A disease is an interruption or disorder of a body or system. Just as with humans, the best way to avoid disease is to stay healthy. Diseases occur most often in weakened plants. Yet everybody gets sick sometime. Most diseases will pass automatically with time, but some are structural and can become be fatal.
When diseases become structural, replace the plants with another species. Make sure your yard is healthy: soil quality, ventilation, hours of sunlight and humidity are important factors for diseases, so make sure your plants are suited to the local climate and their location.
Plant viruses are generally transmitted from plant to plant, through air or by insects. The viruses cause various types of plant diseases, but the diseases do not typically result in plant death. They do, however, produce symptoms such as ring spots, mosaic pattern development, leaf yellowing and distortion, as well as deformed growth. Some plant viruses are not limited to one particular plant host, but may infect several varieties of plants. Currently, there is no cure for these viral diseases. If you want to avoid virus-damaged plants, your infected plants must be removed and destroyed. Dispose of them in the trash and do not compost them.
Bacteria and Protozoa
Bacteria and protozoa are tiny cellular organisms that can create symbiotic relationships with plants.

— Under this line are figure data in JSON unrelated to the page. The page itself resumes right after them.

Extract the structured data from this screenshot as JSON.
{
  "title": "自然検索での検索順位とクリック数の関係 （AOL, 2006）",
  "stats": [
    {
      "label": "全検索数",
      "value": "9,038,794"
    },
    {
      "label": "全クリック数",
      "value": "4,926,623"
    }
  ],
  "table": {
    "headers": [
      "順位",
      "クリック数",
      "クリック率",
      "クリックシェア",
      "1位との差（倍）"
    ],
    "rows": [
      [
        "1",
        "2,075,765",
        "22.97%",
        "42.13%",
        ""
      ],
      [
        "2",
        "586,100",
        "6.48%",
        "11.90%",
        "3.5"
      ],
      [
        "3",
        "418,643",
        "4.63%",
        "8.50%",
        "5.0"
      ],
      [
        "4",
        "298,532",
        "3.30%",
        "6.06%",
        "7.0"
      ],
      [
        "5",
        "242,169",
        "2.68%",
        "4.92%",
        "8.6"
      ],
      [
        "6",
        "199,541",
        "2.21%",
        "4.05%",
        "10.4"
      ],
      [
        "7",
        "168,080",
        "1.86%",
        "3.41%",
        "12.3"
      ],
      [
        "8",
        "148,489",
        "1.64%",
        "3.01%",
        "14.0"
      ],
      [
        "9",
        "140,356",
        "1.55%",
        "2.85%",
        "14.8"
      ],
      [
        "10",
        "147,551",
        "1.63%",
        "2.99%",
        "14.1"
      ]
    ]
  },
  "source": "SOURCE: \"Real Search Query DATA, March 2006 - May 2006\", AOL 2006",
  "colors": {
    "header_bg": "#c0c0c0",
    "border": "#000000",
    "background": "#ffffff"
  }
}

Only a small number cause disease; most are beneficial for the soil and the plants. Some bacteria can also be used as organic pesticides; Milky Spore, for example, can be used to kill Japanese Beetles in their grub phase, and can be used in lawn care.
Nematodes are small, multicellular wormlike animals. Many live freely in the soil, but there are some species that parasitize plant roots. Just like bacteria, nematodes can be beneficial or damaging. Nematodes are common on the roots of legume plants and help transforming the nitrogen in the air into a form of nitrogen that can be used in the soil for fertilization. Nematodes are also used as a natural pesticide for lawn grubs.
Fungi reproduce via spores. Spores may be spread long distances by air or water, or they may be soilborne. The fungus may appear on the foliage, near the base of the plant, in the soil or on the fruit and flowers of the plant. Though some fungi can be beneficial or just create some cosmetic hassle, other fungal outbreaks can cause permanent injury and even death of the plant. Plants, often already weakened plants, that are infected with fungal diseases may develop cankers, lesions and rot. Some rot diseases are curable with fungicidal treatments, others are irreversible.
Blight is not a disease but a symptom. It is a rapid and complete decoloration, browning, and then death of plant tissues such as leaves, branches, twigs, or floral organs. Many diseases caused by viruses, bacteria or fungi exhibit this symptom and are called blights.